Friday, July 08, 2011
Atlanta Test Cheating Kills the Canary in the Mine
The recent exposure of cheating in the Atlanta Public Schools gives me an opportunity to address the issue of public education based on my own personal observations. The issue of massive fraud has characterized urban public schools for some time. My generation went into many urban schools with the attitude of helping the poor and bringing knowledge to those in need. We rarely presumed that the problems in urban schools extended beyond the schools themselves. Since then we certainly have learned better.
The rhetoric of “community leaders” and public officials has continued to obscure the root causes of the failures in the public education system. Unlike the Republicans, I do not give much credence to the Republican claim that teachers’ unions are the blame for school failures. The fact is that they really do not do anything that significantly contributes in any way to teacher job security or professional development. The Democratic argument in regards to funding issues, likewise, doesn’t really address the fundamental flaws in public schools.
What becomes obvious here is that it is the cover-up that reveals the lack of integrity of those caught in its web. The lack of integrity begins with students who refuse to prioritize education in their lives and manipulate the various actors to hold themselves blameless. The lack of integrity continues with parents bullying teachers and administrators with “NOT my Johnny” to cover-up their child’s lack of performance at school. The lack of integrity flows to the teachers who are unwilling to speak publicly in regards to the real issues around discipline and student behavior and their disruption of the education process in the classroom. The lack of integrity appears in the principal’s offices when they seek to put a lid on real issues and work overtime to project an illusion of calm to all. School administrators then play politics with failing schools and leave critical gaps in our children’s education. Federal and state Education officials implement new programs to demonstrate their engagement while failing to delineate the basic responsibilities of the general public in the education process.
The business community has been raising the alarm for some time. They have been dismissed out of hand by public officials seeking to flush the system with cash for their constituents. Business people have noticed it because they can’t find qualified applicants to fit into their job requirements. Politicians use rhetoric and posture as if they were really addressing the substantive issues. Parents point their fingers and yell at school board meetings. Teachers picket the state house to protect their unions and their pension plans as they exist. But no real change is forthcoming.

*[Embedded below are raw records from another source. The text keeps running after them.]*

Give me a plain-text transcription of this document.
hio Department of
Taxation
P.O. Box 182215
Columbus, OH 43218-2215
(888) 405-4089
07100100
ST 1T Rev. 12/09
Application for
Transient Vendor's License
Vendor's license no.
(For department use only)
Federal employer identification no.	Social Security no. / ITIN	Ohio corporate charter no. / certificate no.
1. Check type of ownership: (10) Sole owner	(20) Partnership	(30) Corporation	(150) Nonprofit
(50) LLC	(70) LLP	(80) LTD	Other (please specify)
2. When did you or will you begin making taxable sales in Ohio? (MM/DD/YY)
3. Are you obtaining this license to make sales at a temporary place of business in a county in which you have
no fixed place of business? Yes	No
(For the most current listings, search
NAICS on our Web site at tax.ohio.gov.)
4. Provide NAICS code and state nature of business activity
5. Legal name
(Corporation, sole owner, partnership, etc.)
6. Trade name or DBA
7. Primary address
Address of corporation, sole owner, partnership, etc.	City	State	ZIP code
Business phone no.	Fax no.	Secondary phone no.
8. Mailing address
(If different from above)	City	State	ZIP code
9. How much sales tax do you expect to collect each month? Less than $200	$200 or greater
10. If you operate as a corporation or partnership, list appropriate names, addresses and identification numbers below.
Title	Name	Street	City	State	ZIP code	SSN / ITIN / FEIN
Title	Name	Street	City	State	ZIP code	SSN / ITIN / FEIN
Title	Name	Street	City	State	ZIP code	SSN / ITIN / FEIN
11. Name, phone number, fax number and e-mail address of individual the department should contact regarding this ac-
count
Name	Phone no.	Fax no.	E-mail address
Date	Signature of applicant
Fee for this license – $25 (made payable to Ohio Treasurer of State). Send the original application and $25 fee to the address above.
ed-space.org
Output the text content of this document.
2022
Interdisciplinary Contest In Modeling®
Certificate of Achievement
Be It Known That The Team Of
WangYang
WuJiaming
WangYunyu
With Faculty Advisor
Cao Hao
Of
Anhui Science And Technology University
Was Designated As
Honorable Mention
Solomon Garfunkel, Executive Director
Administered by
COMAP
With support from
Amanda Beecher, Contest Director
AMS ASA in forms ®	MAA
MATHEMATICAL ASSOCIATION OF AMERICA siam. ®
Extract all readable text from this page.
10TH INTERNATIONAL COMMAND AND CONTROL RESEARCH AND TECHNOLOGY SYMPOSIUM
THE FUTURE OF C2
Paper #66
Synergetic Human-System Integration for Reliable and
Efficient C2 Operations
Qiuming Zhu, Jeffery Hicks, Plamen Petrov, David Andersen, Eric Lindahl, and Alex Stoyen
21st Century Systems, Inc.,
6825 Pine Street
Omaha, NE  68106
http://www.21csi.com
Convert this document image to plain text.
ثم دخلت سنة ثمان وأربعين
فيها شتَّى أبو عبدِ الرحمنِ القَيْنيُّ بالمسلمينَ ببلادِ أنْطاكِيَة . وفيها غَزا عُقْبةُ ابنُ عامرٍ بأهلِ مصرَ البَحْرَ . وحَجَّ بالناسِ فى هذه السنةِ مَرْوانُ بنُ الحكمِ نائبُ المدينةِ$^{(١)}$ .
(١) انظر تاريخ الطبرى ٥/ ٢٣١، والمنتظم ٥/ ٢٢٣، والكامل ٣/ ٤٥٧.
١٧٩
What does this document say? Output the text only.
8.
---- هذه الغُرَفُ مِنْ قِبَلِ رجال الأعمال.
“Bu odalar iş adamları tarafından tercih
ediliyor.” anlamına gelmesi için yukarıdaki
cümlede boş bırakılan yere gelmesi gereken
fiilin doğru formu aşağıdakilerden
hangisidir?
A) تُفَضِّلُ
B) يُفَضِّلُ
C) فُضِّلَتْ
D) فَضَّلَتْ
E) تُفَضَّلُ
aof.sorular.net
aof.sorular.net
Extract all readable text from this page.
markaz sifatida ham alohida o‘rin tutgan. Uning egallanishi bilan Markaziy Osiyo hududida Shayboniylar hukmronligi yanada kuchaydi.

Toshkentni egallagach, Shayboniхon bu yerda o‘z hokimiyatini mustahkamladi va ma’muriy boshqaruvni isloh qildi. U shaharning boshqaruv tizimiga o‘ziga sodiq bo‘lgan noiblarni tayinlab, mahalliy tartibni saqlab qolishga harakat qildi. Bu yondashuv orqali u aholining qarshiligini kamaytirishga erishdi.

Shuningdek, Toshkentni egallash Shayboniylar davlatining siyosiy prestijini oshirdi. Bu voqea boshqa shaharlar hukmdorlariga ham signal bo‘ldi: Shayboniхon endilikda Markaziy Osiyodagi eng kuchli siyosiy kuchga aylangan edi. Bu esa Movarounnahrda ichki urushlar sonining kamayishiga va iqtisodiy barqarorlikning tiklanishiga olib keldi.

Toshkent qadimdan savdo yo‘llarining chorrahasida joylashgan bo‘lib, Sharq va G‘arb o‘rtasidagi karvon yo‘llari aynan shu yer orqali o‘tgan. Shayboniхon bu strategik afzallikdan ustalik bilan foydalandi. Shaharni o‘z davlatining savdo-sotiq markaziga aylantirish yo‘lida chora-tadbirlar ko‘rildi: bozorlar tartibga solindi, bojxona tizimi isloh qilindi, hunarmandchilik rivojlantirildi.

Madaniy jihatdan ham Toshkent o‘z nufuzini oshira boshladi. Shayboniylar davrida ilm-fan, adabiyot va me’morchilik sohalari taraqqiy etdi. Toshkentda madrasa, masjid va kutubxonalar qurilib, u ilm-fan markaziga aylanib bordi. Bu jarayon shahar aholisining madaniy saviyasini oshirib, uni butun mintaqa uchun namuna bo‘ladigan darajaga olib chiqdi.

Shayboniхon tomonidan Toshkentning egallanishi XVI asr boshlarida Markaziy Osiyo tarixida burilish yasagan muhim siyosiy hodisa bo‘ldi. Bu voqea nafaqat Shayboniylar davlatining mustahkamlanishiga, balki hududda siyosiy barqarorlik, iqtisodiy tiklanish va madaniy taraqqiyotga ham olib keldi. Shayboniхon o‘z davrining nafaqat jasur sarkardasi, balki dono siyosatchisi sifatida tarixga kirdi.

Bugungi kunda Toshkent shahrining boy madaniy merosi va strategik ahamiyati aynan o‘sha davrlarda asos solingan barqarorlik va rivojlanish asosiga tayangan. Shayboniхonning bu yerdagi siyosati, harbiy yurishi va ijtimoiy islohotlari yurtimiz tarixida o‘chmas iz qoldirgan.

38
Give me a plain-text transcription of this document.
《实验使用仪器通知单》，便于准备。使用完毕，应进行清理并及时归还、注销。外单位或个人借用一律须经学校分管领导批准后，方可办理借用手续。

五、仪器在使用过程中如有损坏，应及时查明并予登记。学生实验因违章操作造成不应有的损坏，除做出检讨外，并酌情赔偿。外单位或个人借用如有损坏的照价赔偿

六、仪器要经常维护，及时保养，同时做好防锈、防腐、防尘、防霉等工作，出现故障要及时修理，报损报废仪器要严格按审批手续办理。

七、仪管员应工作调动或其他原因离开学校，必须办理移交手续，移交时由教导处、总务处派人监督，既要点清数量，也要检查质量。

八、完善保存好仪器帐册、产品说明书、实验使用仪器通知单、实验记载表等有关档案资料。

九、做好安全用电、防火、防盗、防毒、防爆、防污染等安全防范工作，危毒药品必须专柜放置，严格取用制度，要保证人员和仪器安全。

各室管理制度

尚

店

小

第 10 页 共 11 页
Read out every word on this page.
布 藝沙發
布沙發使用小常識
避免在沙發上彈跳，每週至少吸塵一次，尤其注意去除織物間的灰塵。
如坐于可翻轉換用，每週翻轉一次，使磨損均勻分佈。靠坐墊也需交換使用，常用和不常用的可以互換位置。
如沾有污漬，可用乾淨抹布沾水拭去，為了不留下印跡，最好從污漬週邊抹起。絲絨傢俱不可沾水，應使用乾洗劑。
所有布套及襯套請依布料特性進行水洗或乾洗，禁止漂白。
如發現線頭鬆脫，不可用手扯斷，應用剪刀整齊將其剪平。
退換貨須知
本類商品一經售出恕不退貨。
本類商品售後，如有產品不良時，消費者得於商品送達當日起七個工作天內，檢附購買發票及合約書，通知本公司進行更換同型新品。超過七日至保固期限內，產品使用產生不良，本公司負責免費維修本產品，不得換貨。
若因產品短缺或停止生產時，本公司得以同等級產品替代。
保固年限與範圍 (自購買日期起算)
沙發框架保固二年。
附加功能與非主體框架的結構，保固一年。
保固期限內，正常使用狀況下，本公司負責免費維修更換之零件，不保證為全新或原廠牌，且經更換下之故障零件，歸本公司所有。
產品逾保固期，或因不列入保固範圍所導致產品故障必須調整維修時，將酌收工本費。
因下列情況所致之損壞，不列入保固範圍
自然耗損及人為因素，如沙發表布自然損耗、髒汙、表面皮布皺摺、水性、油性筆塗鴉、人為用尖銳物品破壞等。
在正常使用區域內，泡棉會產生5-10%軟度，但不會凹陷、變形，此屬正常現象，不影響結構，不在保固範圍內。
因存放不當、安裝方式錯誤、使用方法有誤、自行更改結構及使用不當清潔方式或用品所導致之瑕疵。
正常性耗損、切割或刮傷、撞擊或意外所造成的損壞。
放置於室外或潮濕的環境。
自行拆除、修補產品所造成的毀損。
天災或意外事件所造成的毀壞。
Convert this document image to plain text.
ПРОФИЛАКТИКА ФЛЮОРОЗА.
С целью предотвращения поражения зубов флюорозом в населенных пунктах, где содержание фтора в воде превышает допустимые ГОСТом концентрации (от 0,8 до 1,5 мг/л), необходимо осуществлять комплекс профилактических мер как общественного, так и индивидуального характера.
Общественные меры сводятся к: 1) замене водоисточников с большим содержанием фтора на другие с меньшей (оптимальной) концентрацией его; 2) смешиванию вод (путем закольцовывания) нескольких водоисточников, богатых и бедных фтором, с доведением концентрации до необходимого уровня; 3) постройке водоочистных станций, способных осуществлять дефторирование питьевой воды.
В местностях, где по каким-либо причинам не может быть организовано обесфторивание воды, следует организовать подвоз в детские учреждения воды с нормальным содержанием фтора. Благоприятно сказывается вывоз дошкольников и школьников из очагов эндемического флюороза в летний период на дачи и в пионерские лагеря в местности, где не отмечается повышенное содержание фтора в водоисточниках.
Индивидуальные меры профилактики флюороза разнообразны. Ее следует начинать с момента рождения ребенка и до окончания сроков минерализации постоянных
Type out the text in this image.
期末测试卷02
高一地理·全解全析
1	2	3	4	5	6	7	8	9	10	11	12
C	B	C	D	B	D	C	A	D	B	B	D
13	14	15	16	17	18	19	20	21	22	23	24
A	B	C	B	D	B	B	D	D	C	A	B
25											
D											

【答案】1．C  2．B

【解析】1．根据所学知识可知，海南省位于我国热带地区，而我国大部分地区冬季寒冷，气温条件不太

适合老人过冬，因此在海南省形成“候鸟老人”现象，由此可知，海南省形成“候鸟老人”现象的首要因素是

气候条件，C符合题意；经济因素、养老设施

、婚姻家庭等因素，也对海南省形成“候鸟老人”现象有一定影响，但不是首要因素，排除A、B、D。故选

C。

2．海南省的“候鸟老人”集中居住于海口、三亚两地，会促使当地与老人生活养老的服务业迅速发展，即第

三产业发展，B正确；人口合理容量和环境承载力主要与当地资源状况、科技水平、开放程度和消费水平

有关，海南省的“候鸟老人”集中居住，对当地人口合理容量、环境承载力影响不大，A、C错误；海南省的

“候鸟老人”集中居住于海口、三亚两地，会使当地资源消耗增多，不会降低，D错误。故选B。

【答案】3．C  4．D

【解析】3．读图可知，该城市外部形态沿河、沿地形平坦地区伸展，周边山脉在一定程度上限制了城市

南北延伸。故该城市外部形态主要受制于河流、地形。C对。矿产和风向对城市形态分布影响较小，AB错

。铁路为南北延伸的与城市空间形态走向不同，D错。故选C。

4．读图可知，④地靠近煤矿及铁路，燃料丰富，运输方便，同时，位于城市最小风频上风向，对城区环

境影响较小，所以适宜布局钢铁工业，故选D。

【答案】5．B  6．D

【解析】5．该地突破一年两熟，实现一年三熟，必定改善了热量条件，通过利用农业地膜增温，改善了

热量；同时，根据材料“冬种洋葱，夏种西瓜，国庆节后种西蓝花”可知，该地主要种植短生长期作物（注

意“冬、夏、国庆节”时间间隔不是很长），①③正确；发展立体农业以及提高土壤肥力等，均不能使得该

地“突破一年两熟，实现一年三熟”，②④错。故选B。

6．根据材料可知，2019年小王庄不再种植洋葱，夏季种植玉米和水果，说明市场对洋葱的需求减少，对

When schools stop getting tagged, we will know that education has become an important function in the lives of young people. When parents start spending more time with their children with homework, we will know that we are on a road to change. When teachers are able to instruct without the chronic interruptions and violence prevalent in urban public schools, we will know that there will be real change comin’ down the road. Let’s not play games with the future of our state and nation. The canary in the mine was choked to death in the Atlanta Public School system. Let’s skip the drama and get to work on what we all know needs to be done.